Néanmoins, c’est d’abord aux États qu’il incombe de protéger les défenseur·ses des droits humains. Il faut donc que les États reconnaissent, régulièrement et publiquement, la légitimité et l’importance de leur travail, et cessent de le diaboliser comme c’est trop souvent le cas. Ils doivent enquêter sur les crimes commis à l’encontre des activistes et mettre fin à l’impunité qui, comme nous l’avons vu, atteint des sommets tels que les criminel·les sont presque assuré·es d’échapper à la justice. Lorsque des mécanismes nationaux de protection sont en place, il est nécessaire de les financer en conséquence et de les renforcer, afin qu’ils donnent de meilleurs résultats. Quant aux pays qui n’en disposent pas, il est urgent qu’ils s’en dotent.
Quant aux autres intervenant·es locaux·ales, les ambassades étrangères sur le terrain doivent apporter leur aide aux militant·es, notamment dans les pays dont le gouvernement leur est hostile. Les ambassades européennes ont d’ores et déjà adopté un ensemble de principes directeurs ; il faut désormais qu’elles les mettent réellement en œuvre, et que les pays n’ayant pas adopté de telles directives le fassent.
En outre, il incombe également aux entreprises de respecter les défenseur·ses des droits humains, en vertu des Principes directeurs des Nations unies relatifs aux entreprises et aux droits de l’homme. Ainsi, lorsque des menaces ou des agressions liées à leurs activités ou à leurs chaînes d’approvisionnement leur sont signalées, les entreprises doivent prendre des mesures pour protéger les DDH, ce que trop d’entre elles rechignent toujours à faire. Ce qui est regrettable, car les gouvernements nationaux courtisent et, souvent, écoutent ces locomotives économiques à l’influence considérable.

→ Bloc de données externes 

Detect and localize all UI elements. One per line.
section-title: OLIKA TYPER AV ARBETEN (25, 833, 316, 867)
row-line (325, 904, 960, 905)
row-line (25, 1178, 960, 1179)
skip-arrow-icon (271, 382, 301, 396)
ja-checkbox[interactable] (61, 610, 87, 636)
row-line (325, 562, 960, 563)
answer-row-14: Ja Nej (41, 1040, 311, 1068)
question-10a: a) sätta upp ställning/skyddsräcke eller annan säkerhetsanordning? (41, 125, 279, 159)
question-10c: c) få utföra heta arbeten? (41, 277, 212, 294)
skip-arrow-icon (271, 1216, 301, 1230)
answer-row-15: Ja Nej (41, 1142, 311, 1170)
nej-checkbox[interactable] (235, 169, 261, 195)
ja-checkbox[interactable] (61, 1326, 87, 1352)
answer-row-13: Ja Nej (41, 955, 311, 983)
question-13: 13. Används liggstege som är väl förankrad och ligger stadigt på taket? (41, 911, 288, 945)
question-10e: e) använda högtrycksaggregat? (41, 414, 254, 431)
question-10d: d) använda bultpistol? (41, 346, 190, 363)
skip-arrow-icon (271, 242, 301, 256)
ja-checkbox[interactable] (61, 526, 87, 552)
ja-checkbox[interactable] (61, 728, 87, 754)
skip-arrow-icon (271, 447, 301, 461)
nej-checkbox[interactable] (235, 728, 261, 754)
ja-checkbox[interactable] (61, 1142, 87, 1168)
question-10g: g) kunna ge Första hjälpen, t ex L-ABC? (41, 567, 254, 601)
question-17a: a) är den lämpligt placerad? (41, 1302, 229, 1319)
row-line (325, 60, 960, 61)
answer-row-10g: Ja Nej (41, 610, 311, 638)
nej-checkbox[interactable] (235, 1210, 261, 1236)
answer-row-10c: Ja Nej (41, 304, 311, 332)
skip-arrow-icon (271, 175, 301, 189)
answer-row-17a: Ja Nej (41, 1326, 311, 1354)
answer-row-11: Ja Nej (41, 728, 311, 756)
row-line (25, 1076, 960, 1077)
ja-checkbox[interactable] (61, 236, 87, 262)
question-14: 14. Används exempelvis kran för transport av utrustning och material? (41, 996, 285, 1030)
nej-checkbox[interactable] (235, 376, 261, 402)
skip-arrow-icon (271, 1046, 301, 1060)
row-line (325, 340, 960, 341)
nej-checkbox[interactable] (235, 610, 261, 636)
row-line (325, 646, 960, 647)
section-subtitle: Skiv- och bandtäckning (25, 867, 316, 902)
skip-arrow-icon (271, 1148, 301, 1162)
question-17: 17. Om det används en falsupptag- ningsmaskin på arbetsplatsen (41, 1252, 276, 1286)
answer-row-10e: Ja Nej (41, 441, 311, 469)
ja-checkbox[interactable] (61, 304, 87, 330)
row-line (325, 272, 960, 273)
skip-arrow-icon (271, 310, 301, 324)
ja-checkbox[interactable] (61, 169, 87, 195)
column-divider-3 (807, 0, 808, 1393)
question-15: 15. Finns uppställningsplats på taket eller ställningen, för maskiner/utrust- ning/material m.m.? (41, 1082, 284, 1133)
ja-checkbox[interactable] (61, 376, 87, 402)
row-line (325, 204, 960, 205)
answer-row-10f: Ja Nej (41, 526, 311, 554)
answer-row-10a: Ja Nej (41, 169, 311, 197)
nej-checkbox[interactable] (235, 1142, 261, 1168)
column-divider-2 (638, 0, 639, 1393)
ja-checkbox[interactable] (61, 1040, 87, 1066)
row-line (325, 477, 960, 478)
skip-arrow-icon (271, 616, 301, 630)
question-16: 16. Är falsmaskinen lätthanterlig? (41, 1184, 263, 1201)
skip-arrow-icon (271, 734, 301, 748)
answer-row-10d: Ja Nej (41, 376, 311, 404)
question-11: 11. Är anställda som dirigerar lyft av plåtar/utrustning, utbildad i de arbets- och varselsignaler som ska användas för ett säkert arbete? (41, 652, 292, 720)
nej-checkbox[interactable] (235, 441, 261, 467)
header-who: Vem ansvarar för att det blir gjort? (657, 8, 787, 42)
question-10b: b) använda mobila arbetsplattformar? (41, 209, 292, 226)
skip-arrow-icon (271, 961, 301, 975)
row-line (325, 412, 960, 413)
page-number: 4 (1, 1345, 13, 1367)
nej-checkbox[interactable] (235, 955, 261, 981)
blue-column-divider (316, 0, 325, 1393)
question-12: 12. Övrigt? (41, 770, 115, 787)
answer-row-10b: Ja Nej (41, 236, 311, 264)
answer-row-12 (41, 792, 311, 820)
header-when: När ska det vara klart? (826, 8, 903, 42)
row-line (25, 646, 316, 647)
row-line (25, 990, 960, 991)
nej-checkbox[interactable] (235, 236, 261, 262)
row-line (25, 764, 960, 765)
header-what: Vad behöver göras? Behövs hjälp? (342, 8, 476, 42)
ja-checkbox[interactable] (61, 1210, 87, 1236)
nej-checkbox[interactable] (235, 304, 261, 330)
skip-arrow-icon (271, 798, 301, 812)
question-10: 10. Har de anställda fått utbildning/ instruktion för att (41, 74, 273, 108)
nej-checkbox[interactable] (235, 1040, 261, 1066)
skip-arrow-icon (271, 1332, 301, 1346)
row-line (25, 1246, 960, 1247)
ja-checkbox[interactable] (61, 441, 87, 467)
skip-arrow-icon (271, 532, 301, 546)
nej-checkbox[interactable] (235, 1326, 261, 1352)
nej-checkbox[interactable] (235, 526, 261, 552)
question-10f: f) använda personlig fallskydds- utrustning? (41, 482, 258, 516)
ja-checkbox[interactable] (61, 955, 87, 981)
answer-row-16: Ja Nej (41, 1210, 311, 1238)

De même, les institutions financières internationales qui financent ces entreprises, les consommateur·rices et les entreprises elles-mêmes ont le devoir d’exiger que soient véritablement respectés les droits humains dans les chaînes d’approvisionnement.
Enfin, il est primordial que les réseaux sociaux réglementent de façon plus stricte les propos injurieux. Ils doivent mettre en place un mécanisme de réponse rapide et concrète aux demandes de suppression des publications et messages hostiles qui mettent les défenseur·ses des droits humains en danger, et contribuer à atténuer les menaces qui pèsent sur elles et eux.
Il y a tant à faire pour changer les choses, et c’est à chacun·e de redoubler d’efforts.